ExtraBITS for 20 June 2016
In this week’s ExtraBITS, we get a look at Apple’s differential privacy, which seeks to gather data while protecting your privacy, and we find out who won the 2016 Apple Design Awards.
What Is Differential Privacy? — Apple briefly announced “differential privacy” at this year’s WWDC keynote, but didn’t go into details as to exactly what that means. Cryptographer Matthew Green isn’t sure what Apple means either, but he is familiar with the concept of differential privacy and explains the basics and how Apple could be implementing it.
To make features like Spotlight and QuickType more useful to you, Apple needs to collect data from your iPhone usage, but it doesn’t want to violate your privacy. Unfortunately, even if Apple collects data anonymously, it could still be analyzed later to identify you. In effect, differential privacy injects a certain amount of phony data into the system, sacrificing a bit of accuracy for more privacy. We’re curious to learn more about how this works, too, and how effective it actually is.

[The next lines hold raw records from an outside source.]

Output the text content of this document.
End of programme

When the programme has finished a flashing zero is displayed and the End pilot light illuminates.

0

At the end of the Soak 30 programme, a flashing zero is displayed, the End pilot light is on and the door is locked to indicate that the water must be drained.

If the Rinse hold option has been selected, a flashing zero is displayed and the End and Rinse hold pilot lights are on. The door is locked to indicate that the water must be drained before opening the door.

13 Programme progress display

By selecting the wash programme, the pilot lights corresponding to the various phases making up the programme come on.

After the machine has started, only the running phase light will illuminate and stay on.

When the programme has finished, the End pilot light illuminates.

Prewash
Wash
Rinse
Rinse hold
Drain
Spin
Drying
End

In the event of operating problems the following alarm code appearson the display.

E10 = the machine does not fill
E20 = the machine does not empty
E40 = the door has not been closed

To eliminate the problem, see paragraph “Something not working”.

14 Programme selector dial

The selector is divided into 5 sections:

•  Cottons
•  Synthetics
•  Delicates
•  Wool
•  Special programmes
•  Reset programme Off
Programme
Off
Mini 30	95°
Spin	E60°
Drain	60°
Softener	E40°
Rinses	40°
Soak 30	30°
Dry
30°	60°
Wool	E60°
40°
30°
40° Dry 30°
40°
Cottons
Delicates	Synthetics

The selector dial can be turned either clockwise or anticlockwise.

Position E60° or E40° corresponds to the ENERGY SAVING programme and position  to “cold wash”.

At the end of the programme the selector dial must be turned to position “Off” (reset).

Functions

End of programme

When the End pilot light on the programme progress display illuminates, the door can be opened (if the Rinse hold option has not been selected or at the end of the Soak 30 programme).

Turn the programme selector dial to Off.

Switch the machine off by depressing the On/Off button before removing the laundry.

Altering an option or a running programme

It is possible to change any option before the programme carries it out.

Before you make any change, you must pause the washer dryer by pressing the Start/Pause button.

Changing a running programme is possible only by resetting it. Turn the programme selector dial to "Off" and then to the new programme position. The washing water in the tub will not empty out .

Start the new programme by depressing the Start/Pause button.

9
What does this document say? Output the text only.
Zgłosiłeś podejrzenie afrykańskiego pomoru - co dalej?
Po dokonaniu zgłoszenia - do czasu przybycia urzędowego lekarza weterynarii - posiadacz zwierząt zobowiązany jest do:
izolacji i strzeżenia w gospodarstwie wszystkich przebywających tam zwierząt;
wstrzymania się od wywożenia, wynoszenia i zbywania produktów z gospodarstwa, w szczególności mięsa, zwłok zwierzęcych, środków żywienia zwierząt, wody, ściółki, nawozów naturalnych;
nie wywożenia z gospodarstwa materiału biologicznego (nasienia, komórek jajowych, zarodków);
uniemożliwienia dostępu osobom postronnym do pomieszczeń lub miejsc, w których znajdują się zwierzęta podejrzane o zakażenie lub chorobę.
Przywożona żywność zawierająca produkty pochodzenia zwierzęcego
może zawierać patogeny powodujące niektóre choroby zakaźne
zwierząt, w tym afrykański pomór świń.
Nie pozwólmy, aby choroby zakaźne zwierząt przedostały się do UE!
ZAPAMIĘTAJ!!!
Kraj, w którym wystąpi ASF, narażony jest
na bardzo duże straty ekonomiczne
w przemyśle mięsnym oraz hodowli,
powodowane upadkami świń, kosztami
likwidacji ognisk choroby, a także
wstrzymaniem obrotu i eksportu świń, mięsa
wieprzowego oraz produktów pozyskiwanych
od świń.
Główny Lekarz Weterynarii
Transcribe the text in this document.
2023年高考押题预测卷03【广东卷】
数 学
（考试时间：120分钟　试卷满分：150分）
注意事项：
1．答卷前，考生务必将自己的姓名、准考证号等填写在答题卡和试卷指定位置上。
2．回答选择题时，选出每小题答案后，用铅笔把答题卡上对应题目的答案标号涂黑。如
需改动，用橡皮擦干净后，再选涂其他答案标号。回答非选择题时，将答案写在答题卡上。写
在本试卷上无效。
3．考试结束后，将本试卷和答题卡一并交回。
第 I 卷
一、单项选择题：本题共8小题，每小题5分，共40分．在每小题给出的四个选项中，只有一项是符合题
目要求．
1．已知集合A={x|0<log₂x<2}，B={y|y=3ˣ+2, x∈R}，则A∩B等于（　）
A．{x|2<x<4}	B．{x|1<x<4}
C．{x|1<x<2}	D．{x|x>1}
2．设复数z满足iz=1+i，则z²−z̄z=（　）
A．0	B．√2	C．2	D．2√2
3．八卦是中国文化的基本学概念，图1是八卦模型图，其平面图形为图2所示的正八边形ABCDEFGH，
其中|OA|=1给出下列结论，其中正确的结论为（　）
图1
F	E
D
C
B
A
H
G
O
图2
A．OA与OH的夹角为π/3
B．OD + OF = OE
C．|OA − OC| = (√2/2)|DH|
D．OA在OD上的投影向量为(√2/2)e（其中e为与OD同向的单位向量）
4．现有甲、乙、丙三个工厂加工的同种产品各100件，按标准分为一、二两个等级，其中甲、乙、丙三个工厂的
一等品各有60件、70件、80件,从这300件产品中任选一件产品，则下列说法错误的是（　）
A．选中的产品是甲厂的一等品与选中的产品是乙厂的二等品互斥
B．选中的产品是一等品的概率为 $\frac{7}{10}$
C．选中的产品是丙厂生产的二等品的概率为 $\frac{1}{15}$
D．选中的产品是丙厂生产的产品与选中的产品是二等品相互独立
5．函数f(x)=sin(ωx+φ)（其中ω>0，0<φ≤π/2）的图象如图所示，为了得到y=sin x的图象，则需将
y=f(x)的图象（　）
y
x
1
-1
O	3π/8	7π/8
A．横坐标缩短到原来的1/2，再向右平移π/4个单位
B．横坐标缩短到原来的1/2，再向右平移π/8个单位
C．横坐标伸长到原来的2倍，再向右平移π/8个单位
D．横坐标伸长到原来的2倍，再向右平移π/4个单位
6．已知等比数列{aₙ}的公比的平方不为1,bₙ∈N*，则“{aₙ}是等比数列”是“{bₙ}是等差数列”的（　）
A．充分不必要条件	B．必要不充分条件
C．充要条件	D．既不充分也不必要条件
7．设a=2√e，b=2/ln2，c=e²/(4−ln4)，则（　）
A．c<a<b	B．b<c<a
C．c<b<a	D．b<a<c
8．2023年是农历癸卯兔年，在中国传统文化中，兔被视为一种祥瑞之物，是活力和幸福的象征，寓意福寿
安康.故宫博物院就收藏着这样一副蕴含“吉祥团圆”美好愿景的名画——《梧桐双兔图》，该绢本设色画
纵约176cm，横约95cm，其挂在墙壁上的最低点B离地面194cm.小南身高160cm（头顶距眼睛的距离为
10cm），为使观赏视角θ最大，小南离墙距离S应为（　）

Apple Announces 2016 Apple Design Award Winners — Apple has announced the winners of Apple Design Awards for 2016, recognizing 10 apps, plus 2 student projects. The winners are the education app Complete Anatomy, a to-do list app aimed at helping users develop good habits called Streaks, a fitness training app called Zova that also works on the Apple TV, the video collaboration platform Frame.io, the multi-platform text editor Ulysses, an iOS and Apple TV running game called Chameleon Run, the puzzle game Lara Croft GO, an interesting take on pinball called INKS, Auxy Music Creation, and a DJ app called djay Pro
that won an award back in 2011 as well. The two student apps were both games, the puzzle-based Linum, and Dividr, a 2D arcade game written entirely in Swift. Congratulations to all the winners!